MTI hearing delayed
ON HOLD: THREE GROUPS BELIEVE FAILED BITCOIN SCHEME CAN BE SAVED
FSCA says it is impossible to salvage an unlawful scheme like this one.
The application for the final liquidation of Mirror Trading International (MTI) has been postponed until 31 May, apparently by groups who believe the company can still be saved.
Moneyweb understands three groups are opposing the final liquidation in favour of business rescue, alternatively that want to be allowed to restructure the company’s debts in terms of a Section 155 (of the Companies Act) compromise.
MTI was placed in provisional liquidation in December last year when investors tried without success to withdraw funds from the scheme, which was rated by Chainalysis as by far the world’s biggest crypto scam of 2020.
Provisional liquidator of MTI Riaan van Rooyen told Moneyweb the reason for the postponement was due to “certain parties intervening who believe that the company can be saved. I think it is unlikely”.
Van Rooyen said some traces of the bitcoin transferred to MTI by tens of thousands of investors had been located, but a full accounting of what happened to investor funds will take more time.
Van Rooyen added that there was still no sign of MTI CEO Johann Steynberg, who disappeared last year, apparently to Brazil.
It was previously thought that 23 000 bitcoin worth R17 billion had been transferred by members to MTI. The provisional liquidators are not trying to verify that.
“We can’t confirm the amount of bitcoin at this stage.
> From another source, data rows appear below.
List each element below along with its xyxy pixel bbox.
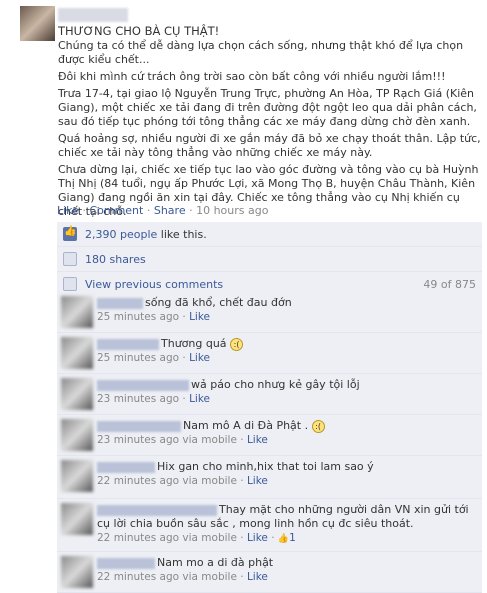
post-paragraph: Chúng ta có thể dễ dàng lựa chọn cách số… [58,39,464,66]
post-paragraph: Đôi khi mình cứ trách ông trời sao còn b… [58,70,446,83]
post-body: THƯƠNG CHO BÀ CỤ THẬT! Chúng ta có thể d… [58,6,483,222]
comment: wả páo cho nhưg kẻ gây tội lỗj 23 minute… [57,374,482,415]
comment: Hix gan cho minh,hix that toi lam sao ý … [57,456,482,499]
commenter-avatar[interactable] [61,419,93,451]
author-name-blurred[interactable] [58,8,128,22]
commenter-name-blurred[interactable] [97,379,189,391]
commenter-name-blurred[interactable] [97,461,155,473]
commenter-avatar[interactable] [61,296,93,328]
comment-text: wả páo cho nhưg kẻ gây tội lỗj [191,378,360,391]
facebook-post-screenshot: { "post": { "title": "THƯƠNG CHO BÀ CỤ T… [0,0,487,593]
commenter-name-blurred[interactable] [97,297,143,309]
comment-text: Nam mô A di Đà Phật . [183,419,309,432]
frown-emoticon-icon: :( [230,337,244,351]
comment-like-link[interactable]: Like [189,393,210,405]
comment-text: sống đã khổ, chết đau đớn [145,296,292,309]
comment-time[interactable]: 22 minutes ago [97,571,179,583]
comment-time[interactable]: 22 minutes ago [97,475,179,487]
comment-like-link[interactable]: Like [247,434,268,446]
comment-time[interactable]: 23 minutes ago [97,434,179,446]
shares-link[interactable]: 180 shares [85,253,146,266]
likes-row: 2,390 people like this. [57,222,482,247]
comment: Thương quá :( 25 minutes ago · Like [57,333,482,374]
comment-time[interactable]: 22 minutes ago [97,532,179,544]
view-previous-comments-link[interactable]: View previous comments [85,278,223,291]
post-text: Chúng ta có thể dễ dàng lựa chọn cách số… [58,39,483,219]
shares-row: 180 shares [57,247,482,272]
share-icon [63,252,77,266]
comment-time[interactable]: 23 minutes ago [97,393,179,405]
comment-like-link[interactable]: Like [247,532,268,544]
comment-time[interactable]: 25 minutes ago [97,311,179,323]
commenter-avatar[interactable] [61,503,93,535]
comment: Nam mo a di đà phật 22 minutes ago via m… [57,552,482,593]
like-link[interactable]: Like [57,204,79,217]
comment: Nam mô A di Đà Phật . :( 23 minutes ago … [57,415,482,456]
post-title: THƯƠNG CHO BÀ CỤ THẬT! [58,24,220,38]
comment-like-link[interactable]: Like [247,475,268,487]
commenter-name-blurred[interactable] [97,420,181,432]
commenter-avatar[interactable] [61,378,93,410]
comment: Thay mặt cho những người dân VN xin gửi … [57,499,482,552]
comment-icon [63,277,77,291]
commenter-name-blurred[interactable] [97,557,155,569]
author-avatar[interactable] [20,6,55,41]
comment-like-link[interactable]: Like [247,571,268,583]
ufi-box: 2,390 people like this. 180 shares View … [57,222,482,297]
comment-time[interactable]: 25 minutes ago [97,352,179,364]
commenter-avatar[interactable] [61,460,93,492]
commenter-name-blurred[interactable] [97,504,217,516]
commenter-avatar[interactable] [61,337,93,369]
comment-link[interactable]: Comment [89,204,143,217]
post-actions: Like · Comment · Share · 10 hours ago [57,204,269,217]
thumbs-up-icon: 👍 [277,534,290,544]
comment-text: Nam mo a di đà phật [157,556,274,569]
post-paragraph: Quá hoảng sợ, nhiều người đi xe gắn máy … [58,132,481,159]
frown-emoticon-icon: :( [311,419,325,433]
comment-list: sống đã khổ, chết đau đớn 25 minutes ago… [57,292,482,593]
commenter-avatar[interactable] [61,556,93,588]
comment-like-link[interactable]: Like [189,352,210,364]
commenter-name-blurred[interactable] [97,338,159,350]
thumbs-up-icon [63,226,77,241]
comment-text: Hix gan cho minh,hix that toi lam sao ý [157,460,374,473]
comment-likes-count[interactable]: 1 [289,532,296,544]
post-timestamp[interactable]: 10 hours ago [196,204,268,217]
share-link[interactable]: Share [154,204,186,217]
comment-like-link[interactable]: Like [189,311,210,323]
comment: sống đã khổ, chết đau đớn 25 minutes ago… [57,292,482,333]
comment-text: Thương quá [161,337,227,350]
comment-count: 49 of 875 [423,277,476,291]
likes-count-link[interactable]: 2,390 people [85,228,157,241]
post-paragraph: Trưa 17-4, tại giao lộ Nguyễn Trung Trực… [58,87,477,128]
We are busy with a section 417/418 inquiry (which is a secret inquiry), and seen in the context of the estate, we are reluctant to comment at this stage,” added Van Rooyen.
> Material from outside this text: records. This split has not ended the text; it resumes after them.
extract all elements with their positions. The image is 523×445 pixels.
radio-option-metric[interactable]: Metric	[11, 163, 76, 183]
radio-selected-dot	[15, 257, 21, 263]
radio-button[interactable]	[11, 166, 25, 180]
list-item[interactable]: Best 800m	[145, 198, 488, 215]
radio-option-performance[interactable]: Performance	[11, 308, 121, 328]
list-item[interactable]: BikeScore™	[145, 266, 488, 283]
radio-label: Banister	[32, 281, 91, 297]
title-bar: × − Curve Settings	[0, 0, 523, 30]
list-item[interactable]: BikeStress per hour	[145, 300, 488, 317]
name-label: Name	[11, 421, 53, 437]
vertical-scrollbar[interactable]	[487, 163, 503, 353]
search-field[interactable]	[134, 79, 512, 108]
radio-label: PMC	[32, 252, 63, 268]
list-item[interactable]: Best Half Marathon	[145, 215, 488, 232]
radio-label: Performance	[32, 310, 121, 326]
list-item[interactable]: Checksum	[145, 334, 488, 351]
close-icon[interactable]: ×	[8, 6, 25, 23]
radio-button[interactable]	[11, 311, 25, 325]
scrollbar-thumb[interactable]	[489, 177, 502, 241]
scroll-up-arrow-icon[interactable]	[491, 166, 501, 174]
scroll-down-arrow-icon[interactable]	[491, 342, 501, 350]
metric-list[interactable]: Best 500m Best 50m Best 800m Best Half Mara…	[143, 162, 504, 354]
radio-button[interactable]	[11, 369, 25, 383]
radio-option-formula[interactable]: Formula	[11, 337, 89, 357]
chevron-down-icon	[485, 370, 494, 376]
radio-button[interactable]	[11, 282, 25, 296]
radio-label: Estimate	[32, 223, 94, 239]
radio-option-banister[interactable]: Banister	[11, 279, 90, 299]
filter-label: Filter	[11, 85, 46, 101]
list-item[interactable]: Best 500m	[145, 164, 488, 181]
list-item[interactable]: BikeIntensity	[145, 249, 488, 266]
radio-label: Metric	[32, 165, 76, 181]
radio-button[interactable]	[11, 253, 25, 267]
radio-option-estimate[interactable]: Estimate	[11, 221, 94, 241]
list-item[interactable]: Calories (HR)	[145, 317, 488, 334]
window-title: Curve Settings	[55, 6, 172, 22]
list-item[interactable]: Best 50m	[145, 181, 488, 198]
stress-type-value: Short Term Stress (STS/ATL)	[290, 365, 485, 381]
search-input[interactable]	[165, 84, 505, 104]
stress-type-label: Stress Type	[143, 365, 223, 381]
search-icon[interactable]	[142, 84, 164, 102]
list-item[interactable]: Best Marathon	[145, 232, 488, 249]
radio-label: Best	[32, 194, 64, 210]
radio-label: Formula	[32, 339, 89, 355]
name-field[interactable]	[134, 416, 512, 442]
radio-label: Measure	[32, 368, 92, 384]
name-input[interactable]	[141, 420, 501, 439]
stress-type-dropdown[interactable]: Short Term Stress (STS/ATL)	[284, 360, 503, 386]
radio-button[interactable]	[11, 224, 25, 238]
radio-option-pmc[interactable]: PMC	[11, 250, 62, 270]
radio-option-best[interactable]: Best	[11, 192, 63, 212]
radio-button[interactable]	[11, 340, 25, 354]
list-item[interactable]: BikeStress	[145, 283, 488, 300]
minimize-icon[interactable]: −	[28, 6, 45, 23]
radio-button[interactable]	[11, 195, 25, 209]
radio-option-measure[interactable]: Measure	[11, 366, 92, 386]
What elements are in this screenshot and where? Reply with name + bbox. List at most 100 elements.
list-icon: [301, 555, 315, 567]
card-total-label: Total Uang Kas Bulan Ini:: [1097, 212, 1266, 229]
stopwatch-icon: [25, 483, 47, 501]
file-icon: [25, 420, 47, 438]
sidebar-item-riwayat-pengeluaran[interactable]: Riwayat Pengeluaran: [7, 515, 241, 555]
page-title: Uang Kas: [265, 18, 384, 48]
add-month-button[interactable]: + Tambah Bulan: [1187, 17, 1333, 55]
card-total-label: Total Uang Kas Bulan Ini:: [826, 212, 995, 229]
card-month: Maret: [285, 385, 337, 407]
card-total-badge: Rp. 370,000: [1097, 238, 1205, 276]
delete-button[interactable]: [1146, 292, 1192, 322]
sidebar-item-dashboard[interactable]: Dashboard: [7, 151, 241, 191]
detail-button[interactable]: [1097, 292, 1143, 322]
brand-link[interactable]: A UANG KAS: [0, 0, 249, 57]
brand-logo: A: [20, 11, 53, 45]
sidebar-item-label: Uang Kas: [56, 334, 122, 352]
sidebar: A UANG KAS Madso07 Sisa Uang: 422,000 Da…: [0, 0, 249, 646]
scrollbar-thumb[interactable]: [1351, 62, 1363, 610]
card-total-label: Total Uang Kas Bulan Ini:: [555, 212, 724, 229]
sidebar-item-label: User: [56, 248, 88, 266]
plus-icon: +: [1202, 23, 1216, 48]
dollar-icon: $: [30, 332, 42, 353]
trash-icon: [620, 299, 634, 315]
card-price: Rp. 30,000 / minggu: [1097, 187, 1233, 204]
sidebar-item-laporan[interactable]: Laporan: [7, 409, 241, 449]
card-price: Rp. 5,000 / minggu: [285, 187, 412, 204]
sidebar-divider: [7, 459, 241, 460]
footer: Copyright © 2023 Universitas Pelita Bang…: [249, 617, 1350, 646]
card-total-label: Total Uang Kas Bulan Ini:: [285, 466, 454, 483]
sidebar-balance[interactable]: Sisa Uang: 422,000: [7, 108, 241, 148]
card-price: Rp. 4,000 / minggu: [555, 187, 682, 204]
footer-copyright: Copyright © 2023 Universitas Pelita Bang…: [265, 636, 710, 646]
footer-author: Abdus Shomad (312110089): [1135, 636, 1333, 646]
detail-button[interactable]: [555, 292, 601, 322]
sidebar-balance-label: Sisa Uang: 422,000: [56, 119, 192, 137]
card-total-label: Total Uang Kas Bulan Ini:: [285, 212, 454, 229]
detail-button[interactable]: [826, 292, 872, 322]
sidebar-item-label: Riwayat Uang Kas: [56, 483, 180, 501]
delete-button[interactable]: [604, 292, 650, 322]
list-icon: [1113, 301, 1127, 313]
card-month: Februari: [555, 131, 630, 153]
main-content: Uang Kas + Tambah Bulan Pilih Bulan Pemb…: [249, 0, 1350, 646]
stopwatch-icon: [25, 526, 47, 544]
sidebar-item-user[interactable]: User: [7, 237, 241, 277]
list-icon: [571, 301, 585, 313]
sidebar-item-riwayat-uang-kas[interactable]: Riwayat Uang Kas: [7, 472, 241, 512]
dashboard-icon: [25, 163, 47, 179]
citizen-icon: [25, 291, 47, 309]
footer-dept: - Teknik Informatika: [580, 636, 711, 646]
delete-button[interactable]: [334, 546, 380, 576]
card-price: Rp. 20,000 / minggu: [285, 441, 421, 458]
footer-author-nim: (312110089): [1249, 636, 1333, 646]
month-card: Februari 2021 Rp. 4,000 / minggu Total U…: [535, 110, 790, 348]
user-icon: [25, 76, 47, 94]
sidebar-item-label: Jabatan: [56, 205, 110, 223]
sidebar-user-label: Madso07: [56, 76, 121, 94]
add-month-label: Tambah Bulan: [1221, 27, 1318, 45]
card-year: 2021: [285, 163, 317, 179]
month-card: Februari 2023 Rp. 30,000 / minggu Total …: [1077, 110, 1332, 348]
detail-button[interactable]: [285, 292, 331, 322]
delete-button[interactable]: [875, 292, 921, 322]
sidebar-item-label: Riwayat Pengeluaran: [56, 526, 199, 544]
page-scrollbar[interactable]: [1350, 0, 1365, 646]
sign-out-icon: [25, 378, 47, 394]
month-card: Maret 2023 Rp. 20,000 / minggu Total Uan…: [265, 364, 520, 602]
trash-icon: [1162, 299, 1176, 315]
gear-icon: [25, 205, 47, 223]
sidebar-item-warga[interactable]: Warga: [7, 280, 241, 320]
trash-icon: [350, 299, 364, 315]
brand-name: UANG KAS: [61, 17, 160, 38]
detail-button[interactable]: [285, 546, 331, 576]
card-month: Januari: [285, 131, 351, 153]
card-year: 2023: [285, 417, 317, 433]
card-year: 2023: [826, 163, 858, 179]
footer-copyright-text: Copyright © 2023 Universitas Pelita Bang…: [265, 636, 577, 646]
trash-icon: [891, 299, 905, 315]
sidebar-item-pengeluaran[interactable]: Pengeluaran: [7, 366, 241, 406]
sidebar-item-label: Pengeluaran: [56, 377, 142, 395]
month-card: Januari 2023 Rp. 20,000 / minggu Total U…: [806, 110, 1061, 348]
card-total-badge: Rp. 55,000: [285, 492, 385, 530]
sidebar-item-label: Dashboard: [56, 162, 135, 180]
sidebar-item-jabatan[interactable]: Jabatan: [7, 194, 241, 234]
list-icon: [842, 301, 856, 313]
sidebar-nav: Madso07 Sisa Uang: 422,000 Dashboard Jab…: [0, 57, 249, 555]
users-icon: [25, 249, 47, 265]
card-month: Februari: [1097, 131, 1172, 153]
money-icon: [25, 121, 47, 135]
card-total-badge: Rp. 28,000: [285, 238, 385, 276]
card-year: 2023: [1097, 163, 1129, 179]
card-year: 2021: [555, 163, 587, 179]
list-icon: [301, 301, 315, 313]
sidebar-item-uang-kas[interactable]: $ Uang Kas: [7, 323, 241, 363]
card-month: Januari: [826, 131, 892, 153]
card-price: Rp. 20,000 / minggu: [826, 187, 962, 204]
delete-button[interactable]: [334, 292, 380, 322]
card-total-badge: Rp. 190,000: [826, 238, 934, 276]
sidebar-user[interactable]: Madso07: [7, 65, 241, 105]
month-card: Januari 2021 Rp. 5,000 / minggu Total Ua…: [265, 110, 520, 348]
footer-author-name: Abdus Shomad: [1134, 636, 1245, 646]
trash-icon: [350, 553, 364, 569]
Brandon Topham, head of enforcement at the Financial Sector Conduct Authority (FSCA), said it was impossible that an unlawful scheme like MTI could be saved.
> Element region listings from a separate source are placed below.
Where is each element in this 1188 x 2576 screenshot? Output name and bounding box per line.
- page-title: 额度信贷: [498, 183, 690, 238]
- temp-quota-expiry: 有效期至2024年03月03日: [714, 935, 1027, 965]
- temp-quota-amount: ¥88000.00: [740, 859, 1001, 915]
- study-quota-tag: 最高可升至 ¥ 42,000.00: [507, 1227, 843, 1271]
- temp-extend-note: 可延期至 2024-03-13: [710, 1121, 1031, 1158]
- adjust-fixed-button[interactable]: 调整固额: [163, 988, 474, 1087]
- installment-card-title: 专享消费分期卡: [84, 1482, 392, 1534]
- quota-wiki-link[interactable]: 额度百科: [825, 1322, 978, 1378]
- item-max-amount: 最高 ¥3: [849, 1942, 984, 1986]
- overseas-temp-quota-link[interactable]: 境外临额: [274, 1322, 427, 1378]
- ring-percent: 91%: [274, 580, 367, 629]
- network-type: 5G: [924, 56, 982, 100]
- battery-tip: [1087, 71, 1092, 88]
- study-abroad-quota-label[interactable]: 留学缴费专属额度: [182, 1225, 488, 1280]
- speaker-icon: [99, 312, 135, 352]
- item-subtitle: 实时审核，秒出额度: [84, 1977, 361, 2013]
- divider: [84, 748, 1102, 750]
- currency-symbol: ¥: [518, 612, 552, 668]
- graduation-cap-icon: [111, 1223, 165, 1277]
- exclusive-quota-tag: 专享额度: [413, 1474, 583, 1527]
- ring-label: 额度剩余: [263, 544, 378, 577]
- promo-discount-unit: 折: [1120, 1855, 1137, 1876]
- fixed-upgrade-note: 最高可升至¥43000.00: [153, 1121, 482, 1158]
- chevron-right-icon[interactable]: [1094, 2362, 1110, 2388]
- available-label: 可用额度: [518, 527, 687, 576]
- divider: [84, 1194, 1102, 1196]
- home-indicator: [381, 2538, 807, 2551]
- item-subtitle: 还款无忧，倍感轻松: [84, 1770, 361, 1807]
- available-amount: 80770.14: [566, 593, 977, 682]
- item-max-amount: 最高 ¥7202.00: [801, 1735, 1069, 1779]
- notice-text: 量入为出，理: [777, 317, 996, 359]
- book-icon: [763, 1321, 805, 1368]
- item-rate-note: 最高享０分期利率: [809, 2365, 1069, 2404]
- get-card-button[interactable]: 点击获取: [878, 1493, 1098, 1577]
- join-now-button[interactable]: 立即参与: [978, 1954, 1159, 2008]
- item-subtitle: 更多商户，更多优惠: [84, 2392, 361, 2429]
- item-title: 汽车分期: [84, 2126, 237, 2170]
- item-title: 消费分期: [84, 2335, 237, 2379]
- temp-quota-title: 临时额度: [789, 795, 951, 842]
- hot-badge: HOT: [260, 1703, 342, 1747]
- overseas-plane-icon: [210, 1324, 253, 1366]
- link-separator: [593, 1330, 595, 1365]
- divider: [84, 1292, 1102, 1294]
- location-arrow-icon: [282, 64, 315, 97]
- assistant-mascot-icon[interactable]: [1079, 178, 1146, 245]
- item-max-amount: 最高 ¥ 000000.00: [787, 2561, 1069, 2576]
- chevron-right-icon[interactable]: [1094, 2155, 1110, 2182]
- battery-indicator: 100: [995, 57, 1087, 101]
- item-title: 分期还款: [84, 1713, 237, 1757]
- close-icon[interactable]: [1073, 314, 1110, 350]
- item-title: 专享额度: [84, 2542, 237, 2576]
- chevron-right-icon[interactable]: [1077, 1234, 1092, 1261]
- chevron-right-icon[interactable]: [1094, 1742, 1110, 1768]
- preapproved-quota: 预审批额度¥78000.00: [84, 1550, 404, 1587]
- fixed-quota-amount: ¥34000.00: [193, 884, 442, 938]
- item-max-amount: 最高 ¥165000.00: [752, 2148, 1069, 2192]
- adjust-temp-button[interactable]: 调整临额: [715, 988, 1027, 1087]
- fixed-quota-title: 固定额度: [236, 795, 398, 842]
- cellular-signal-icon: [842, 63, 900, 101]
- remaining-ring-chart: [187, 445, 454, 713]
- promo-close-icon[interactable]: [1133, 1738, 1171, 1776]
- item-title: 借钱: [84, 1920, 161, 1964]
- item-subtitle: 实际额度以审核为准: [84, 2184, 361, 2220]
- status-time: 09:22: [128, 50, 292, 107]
“It was a Ponzi scheme. This is a business that never traded. It was operating without a licence. How can you save an unlawful scheme?”
The FSCA advised the public to steer clear of MTI in August last year on the basis that it was operating without a proper licence and was making extravagant claims of returns of up to 10% a month, using a computerised trading system.
When the FSCA investigated, it found no evidence of any successful trading. In November 2020, the regulator conducted search and seizure raids on the offices of MTI and homes of some of its senior executives, and in November opened a criminal case against the company.
MTI was structured as a multi-level marketing scheme that rewarded members for signing up new investors, for which they could earn 10% commission on sums invested. The scheme was astonishingly successful at attracting new investors, even after warnings by the FSCA.
The FSCA has warned that those who profited unlawfully from the scheme would be asked to repay the money, and SA Revenue Services will also likely be keeping an eye out for its share of the take.